Le MEDEF a donc un Président !? Et ce avant la date de l'élection prévue le 3 juillet 2013 ; mais alors pourquoi maintenir une élection ? Pour juger de l'ampleur du « plébiscite » ?

Si celui-ci n'atteint pas 95% on dira alors que c'était « magouillé » et les commentaires iront bon train ; les opposants s'en offusqueront, les médias ricaneront, etc.

Sous prétexte d'un nécessaire consensus que nous appelons de nos vœux (comme les Français qui rêvent d'un gouvernement d'union nationale mais se déchirent en famille !), on impose en fait une abdication consentante : consensus ou totalitarisme ? Et n'est-ce pas un peu insultant pour ceux qui ont déjà voté ou qui vont voter pour un autre candidat que celui qui a été désigné, on se moque d'eux ?

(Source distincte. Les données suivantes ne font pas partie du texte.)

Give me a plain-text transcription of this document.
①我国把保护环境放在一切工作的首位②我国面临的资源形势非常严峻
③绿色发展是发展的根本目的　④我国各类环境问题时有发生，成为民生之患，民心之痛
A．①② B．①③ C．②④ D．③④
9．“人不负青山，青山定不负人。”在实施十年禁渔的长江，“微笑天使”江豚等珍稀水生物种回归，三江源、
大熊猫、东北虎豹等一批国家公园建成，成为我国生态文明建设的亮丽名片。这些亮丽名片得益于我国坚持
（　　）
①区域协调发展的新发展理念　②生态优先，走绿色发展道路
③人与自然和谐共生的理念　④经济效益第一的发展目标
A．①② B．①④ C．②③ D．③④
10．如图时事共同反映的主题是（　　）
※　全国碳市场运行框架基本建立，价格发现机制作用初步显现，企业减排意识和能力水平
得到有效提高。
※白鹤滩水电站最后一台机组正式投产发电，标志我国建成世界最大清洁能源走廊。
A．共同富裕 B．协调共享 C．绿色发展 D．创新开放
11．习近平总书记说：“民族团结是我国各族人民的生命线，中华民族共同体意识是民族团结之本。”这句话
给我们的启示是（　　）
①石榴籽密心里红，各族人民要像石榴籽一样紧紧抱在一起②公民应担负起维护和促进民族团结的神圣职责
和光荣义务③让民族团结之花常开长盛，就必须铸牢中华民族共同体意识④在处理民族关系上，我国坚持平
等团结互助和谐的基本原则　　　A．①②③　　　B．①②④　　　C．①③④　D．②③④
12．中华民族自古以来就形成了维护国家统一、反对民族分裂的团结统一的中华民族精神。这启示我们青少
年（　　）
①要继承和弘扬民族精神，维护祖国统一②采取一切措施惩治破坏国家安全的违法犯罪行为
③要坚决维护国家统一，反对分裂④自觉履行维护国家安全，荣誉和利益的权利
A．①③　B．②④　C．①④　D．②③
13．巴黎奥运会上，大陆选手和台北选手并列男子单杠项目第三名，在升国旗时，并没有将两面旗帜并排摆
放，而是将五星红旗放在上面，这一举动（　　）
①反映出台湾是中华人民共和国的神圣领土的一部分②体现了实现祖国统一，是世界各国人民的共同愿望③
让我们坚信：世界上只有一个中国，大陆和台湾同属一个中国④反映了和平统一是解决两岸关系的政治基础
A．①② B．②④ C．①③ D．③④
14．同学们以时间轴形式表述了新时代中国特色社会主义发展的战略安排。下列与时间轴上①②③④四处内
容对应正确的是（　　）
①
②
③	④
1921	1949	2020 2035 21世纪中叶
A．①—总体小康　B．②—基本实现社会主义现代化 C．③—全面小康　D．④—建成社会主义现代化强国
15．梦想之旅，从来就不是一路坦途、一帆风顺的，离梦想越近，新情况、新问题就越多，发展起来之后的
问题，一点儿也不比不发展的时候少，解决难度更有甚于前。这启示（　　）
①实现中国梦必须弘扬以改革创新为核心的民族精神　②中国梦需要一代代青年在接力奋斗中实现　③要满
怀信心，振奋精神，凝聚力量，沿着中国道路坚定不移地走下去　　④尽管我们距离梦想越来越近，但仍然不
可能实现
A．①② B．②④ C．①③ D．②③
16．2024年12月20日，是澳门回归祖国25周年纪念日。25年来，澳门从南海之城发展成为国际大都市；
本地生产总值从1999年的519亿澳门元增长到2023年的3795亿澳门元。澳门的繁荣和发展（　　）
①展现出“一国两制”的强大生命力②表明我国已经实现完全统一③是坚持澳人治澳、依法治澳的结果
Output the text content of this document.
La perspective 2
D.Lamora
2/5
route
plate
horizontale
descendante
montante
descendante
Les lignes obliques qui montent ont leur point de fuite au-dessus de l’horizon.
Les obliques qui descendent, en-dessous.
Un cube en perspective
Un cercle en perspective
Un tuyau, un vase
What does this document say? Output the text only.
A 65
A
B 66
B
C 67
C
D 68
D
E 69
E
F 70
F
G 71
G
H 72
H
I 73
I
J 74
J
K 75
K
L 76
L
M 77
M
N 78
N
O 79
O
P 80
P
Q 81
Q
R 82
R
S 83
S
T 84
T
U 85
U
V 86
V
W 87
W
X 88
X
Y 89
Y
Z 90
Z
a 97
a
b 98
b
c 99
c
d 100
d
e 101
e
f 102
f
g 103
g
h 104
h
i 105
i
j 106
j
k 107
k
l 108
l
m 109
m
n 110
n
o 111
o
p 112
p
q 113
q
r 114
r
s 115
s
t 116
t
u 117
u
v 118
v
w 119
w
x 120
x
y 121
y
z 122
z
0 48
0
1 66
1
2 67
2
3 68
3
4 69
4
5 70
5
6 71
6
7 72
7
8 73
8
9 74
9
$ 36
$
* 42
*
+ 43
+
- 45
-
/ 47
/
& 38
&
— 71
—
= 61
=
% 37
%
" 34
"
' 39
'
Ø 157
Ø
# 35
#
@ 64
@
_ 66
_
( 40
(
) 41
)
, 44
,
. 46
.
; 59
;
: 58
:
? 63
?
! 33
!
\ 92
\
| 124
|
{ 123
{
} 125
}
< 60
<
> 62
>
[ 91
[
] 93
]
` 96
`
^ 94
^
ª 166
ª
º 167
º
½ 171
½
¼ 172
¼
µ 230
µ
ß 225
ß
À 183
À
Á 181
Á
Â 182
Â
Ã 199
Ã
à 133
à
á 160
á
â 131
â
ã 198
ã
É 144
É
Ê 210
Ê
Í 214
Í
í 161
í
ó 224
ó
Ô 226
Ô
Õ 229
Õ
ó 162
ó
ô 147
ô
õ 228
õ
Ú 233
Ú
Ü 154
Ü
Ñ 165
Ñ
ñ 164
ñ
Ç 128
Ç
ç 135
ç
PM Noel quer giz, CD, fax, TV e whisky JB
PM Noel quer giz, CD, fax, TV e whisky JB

Certes, les candidats au MEDEF partagent les mêmes valeurs et les mêmes objectifs mais la situation économique est telle qu'il faut que le MEDEF aussi se remette en question justement sans s'en remettre aux mains des élites de toujours qui font les rois.

Pour l'instant aucun des candidats du nouveau triumvirat n'a mis suffisamment en avant la nécessaire notion de « progrès » pour faire évoluer l'entrepreneuriat français en lui-même. On ne peut pas imputer à l'Etat seul une situation économique navrante.

Le MEDEF a failli dans sa mission pédagogique

Nos chefs d'entreprises ont clairement des progrès à faire, ils exportent peu, ne chassent pas en meute, parlent mal anglais, les grandes entreprises se comportent souvent mal envers leurs prestataires et fournisseurs...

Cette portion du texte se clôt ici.